Wednesday, November 23, 2011

Endosulfan Study: Facts and Fallacies

Dr. K. M. Sreekumar*
Dr. K. Divakaran Prathapan**
* Associate Professor, College of Agriculture, Padannakkadu
* Associate Professor, College of Agriculture, Vellayani.




Fifth meeting of the Conference of Parties to the Stockholm Convention held at Geneva in April 2011 has decided to add endosulfan to the United Nations’ list of persistent organic pollutants to be eliminated worldwide1. Endosulfan, a widely used insecticide, is targeted for elimination from the global market by 2012. Health problems in Kasaragod District in Kerala, where endosulfan was aerially sprayed for two decades, was the focal point of an international campaign that culminated in the global ban of the insecticide2. Circumstances link the alleged health problems in Kasaragod District in Kerala to the aerial application of endosulfan. The Achuthan Commission and the National Institute of Occupational Health (NIOH)3 that studied the issue, in 2001 and 2002 respectively, recommended a detailed epidemiological survey in the area. The epidemiological survey that was recommended by the expert committees was conducted only in 2010. This study was undertaken by the Calicut Medical College (CMC) under the Chief Investigatorship of Drs T. Jayakrishnan, C. Prabhakumari and Thomas Bina. The report of the study was published by the Centre for Science and Environment on their website and this critique is based on that publication4

Methodological issues
The CMC (Calicut Medical College) study is a comparison of the health problems of 1000 families of Bovikkanam in Muliyar Panchayath affected by the pesticide application with that of 850 families in Banam in Kodom-Belur Panchayath where no pesticide was applied. However, the people of Bovikkanam and Banam are not comparable as they are dissimilar socially and economically. The Muslim population in North Malabar are socio-economically backward5. The population of muslims in Banam is only 15% where as that of Bovikanam is 45%. This difference reflects in the food habits as well as the health and educational status of the people in these areas. A well designed study based on adequate number of representative samples would have yielded unequivocal and conclusive results.

Kasaragod is internationally known through the heart rending images of mentally challenged children carried by the print and visual media.

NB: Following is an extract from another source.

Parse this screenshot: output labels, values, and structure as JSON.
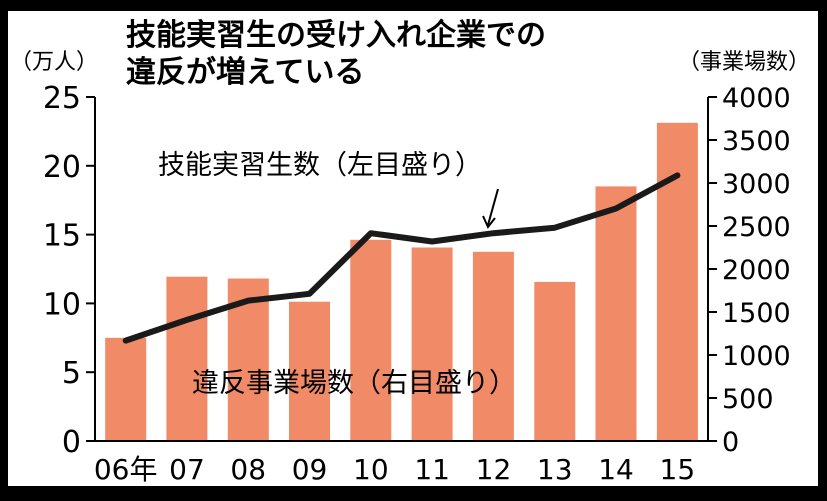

Yet the published report of the study does not include such individuals, whose number can be exactly recorded. Endosulfan residues in the blood plasma of 41 subjects from 11 panchayaths were analyzed. However, no attempt was made to compare these values with those from the reference population, which is intriguing. Thus it is impossible to make comparisons and draw valid conclusions with regard to this important parameter under study. The various parameters of health studied were not properly defined. For example, there are many types of liver diseases including infective jaundice. It is not clear which types of liver diseases were included. Without providing working definition for a parameter, it cannot be studied clearly.

The conclusions of the CMC study are largely based on subjective parameters. The information gathered is mainly based on memory recall by the subjects. No effort was made to cross check this information with other easily available documented facts. For example, death and birth data is documented in the panchayath offices, which is a reliable source of information to study any possible change in the demographic pattern. Similarly, local veterinary hospitals record unnatural death in cattle. Banks and insurance companies too have a data base of morbidity and mortality in cattle as they pay compensation. No attempt was made to make use of such readily available information. The study was conducted at the peak of propaganda by the local Punchiri Club and the visual media. Hence it is highly probable that the responses of the subjects were biased and hence the inferences of the study are erroneous and misleading.

The reproductive health events in women above 30 years (whose reproductive period was during the period of aerial spraying) have been compared with those in women aged below 30 years (whose reproductive period started after the cessation of the aerial spraying). This study had been
designed to assess plausible improvement in the reproductive health of women following withdrawal of endosulfan application. The study report has specified that data on the reproductive heath events in all married women in the study area were collected. However, women are literally transplanted into the family of their husbands following marriage, under the Indian family system, for which Kasaragod is no exemption. This means, at least a section of the women studied by the CMC researchers were living outside the study area with their parents during the period of application of the insecticide. Similarly, many housewives in Banam (unsprayed reference area) are likely married into their respective families from the neighboring sprayed areas. This simple social reality is strong enough to contort the whole data and inferences on reproductive health events in women, as evidently the study is based on a mixture of subjects from both exposed and unexposed areas. Generally, a high proportion of young married men in muslim families in Muliyar work in gulf countries. As a result of the long spell of separation of couples, chances of conception are less and it is common that such couples seek infertility treatment. This is a strong factor that would distort the results of the study on the reproductive health of women as well as their infertility rates. Moreover, the data on reproductive health problems during the period of pesticide application (1980-2000) was never statistically compared with the same during the decade after cessation of the pesticide application.